Haggishunter August 3, 2015 4:57 PM

Well, that is excellent PR for British encryption companies. BTW: German encryption firms already must incorporate a back door. Now, I do not care. My Lotus Organizer 6.1 runs on Win 10, so, in the worst case, I just would keep my current encryption software. It also would run for another 10 / 15 years, I assume. But clearly, the EDP understanding of Cameron of just pathetic.

Mr Schneier: Re your hosting for the newsletter: Maybe a solution like takimag.com would help? Sorry, I am not a specialist. Just trying to give you an idea.

Dirk Praet August 3, 2015 7:40 PM

@ Haggishunter

BTW: German encryption firms already must incorporate a back door.

Sources, please?

Haggishunter August 4, 2015 8:18 AM

@Dirk Praet: BTW: German encryption firms already must incorporate a back door. Sources, please?
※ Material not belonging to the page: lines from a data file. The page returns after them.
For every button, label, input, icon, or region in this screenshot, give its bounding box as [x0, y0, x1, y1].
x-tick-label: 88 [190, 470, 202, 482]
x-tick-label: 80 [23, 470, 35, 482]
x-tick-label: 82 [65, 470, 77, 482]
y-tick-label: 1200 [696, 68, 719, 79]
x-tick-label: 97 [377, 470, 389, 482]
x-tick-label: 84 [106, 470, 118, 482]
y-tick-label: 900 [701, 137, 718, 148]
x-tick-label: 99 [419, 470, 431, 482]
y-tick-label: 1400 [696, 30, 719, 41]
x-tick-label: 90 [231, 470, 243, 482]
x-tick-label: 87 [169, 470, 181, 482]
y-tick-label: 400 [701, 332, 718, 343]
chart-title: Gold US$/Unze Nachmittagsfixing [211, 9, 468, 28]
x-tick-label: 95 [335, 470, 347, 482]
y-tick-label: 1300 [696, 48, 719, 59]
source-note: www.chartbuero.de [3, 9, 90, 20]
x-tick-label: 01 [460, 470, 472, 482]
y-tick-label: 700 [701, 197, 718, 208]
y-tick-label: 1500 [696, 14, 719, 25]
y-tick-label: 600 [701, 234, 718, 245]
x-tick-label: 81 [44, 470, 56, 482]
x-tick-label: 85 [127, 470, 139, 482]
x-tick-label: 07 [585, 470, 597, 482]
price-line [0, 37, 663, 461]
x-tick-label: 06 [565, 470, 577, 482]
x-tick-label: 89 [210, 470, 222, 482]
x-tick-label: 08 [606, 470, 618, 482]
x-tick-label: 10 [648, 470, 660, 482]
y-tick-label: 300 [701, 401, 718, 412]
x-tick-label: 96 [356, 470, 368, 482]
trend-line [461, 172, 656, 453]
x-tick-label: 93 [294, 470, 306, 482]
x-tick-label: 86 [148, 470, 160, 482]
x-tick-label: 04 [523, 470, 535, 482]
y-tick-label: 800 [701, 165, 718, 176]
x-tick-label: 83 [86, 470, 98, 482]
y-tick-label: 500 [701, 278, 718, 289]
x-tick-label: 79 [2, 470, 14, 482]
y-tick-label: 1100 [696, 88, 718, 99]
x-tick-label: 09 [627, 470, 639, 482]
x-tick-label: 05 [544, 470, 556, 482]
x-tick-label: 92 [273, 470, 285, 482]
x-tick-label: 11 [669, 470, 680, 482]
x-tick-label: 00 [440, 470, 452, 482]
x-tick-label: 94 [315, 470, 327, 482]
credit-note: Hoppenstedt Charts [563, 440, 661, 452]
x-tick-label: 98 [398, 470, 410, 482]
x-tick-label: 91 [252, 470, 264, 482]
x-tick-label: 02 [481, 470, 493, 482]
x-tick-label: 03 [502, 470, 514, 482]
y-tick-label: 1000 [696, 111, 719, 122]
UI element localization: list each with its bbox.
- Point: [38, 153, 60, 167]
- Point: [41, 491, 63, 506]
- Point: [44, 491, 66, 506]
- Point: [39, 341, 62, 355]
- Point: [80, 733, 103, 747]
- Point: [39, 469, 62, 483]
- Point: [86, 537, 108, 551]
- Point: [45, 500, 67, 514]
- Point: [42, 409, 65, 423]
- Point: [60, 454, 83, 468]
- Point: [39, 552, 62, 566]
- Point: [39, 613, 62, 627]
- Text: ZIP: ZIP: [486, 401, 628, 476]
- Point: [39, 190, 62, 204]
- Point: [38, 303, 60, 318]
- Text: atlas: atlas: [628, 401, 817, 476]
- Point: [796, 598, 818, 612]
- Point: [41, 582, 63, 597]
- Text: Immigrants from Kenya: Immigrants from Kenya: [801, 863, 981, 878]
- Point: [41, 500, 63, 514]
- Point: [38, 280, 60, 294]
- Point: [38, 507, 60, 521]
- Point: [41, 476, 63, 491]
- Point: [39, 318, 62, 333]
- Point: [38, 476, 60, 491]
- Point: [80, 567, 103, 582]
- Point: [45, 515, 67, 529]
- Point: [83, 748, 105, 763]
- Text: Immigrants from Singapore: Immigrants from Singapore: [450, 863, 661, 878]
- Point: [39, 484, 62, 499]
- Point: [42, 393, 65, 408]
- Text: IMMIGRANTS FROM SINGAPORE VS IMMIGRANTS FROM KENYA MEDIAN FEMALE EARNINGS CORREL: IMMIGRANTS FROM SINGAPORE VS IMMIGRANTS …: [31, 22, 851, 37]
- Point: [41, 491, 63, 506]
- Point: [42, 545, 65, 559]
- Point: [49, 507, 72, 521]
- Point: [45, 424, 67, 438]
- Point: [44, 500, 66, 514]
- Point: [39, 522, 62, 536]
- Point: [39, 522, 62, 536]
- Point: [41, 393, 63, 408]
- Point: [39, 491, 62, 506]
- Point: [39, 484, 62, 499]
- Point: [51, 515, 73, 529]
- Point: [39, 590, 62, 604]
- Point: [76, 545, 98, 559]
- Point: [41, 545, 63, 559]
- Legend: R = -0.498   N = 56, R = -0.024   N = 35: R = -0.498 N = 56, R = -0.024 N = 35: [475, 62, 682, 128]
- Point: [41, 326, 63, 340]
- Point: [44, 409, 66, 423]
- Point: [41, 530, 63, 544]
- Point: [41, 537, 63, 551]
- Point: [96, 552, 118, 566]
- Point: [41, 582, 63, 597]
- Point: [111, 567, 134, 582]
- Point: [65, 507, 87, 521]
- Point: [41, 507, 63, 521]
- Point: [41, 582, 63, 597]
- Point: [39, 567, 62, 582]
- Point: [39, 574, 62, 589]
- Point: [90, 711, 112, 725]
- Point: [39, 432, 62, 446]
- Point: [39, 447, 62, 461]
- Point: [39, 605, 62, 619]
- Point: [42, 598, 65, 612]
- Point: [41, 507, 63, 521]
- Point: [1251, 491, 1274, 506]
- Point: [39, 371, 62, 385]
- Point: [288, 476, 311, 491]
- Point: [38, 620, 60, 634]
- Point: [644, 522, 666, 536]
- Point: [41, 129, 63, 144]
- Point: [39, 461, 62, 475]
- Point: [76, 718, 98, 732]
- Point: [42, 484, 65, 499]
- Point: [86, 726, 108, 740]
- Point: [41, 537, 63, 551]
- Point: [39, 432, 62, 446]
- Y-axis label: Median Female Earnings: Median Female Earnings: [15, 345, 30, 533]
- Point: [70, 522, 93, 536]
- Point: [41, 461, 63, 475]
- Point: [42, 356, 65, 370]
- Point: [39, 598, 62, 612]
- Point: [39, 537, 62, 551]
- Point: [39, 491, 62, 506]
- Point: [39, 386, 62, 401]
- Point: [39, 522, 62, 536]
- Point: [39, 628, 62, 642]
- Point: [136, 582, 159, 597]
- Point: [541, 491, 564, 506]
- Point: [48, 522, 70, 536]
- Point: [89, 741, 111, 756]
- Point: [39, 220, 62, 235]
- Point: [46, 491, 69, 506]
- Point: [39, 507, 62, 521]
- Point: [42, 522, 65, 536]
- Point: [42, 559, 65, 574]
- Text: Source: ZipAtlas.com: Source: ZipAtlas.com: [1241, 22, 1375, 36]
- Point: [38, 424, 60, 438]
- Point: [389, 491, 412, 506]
Hello Dirk, That started in Western Germany in the Mid 90s. I remember having an encryption software from a company based in Western Berlin (that was in 1989 / 1990). They then closed the firm and the owner told me that “he had to close” the business “because”. You certainly will find information on Google. It is a law that has been encated I guess more than 15 years ago. I just red on FAZ 10th Aug. 2013 that the planned law never was enacted but that happened much earlier. Sorry, I am not familiar with German law, since I am not German but I am sure about that law.

On a sidenote: Most file shredding software also have got backdoors. Believe it or not but a programmer working for such a firm told me…

Dirk Praet August 4, 2015 10:11 AM

@ Haggishunter

Sorry, I am not familiar with German law, since I am not German but I am sure about that law.

I know that SAP has been accused of providing backdoors for the NSA, of German companies that develop surveillance malware and of the German government deploying such stuff (e.g. R2D2), but it would strike me as particularly odd that German law would allow for or even mandate software backdoors. If there was such a law, I’m sure organisations like the CCC would have brought it out out in the open long ago. But I can’t find any trace of it anywhere. So until such a time that you can come up with some more convincing references, I think I’m going to take this statement with a pinch of salt.

Haggishunter August 4, 2015 10:53 AM

@Dirk Praet: SAP is an ERP, so I do not know why any software of SAP should have a backdoor…

Anyway, would you trust the encryption software sold by our old friend and blueboxer WH???

Re the legal issue, perhaps you can search or ask at heise.de. Or ask a lawyer. But I am positive on the backdoor.

Dirk Praet August 4, 2015 4:00 PM

@ Haggishunter

Re the legal issue, perhaps you can search or ask at heise.de. Or ask a lawyer.

Err, no. The burden of proof is on the person making the claim, not on the person questioning it.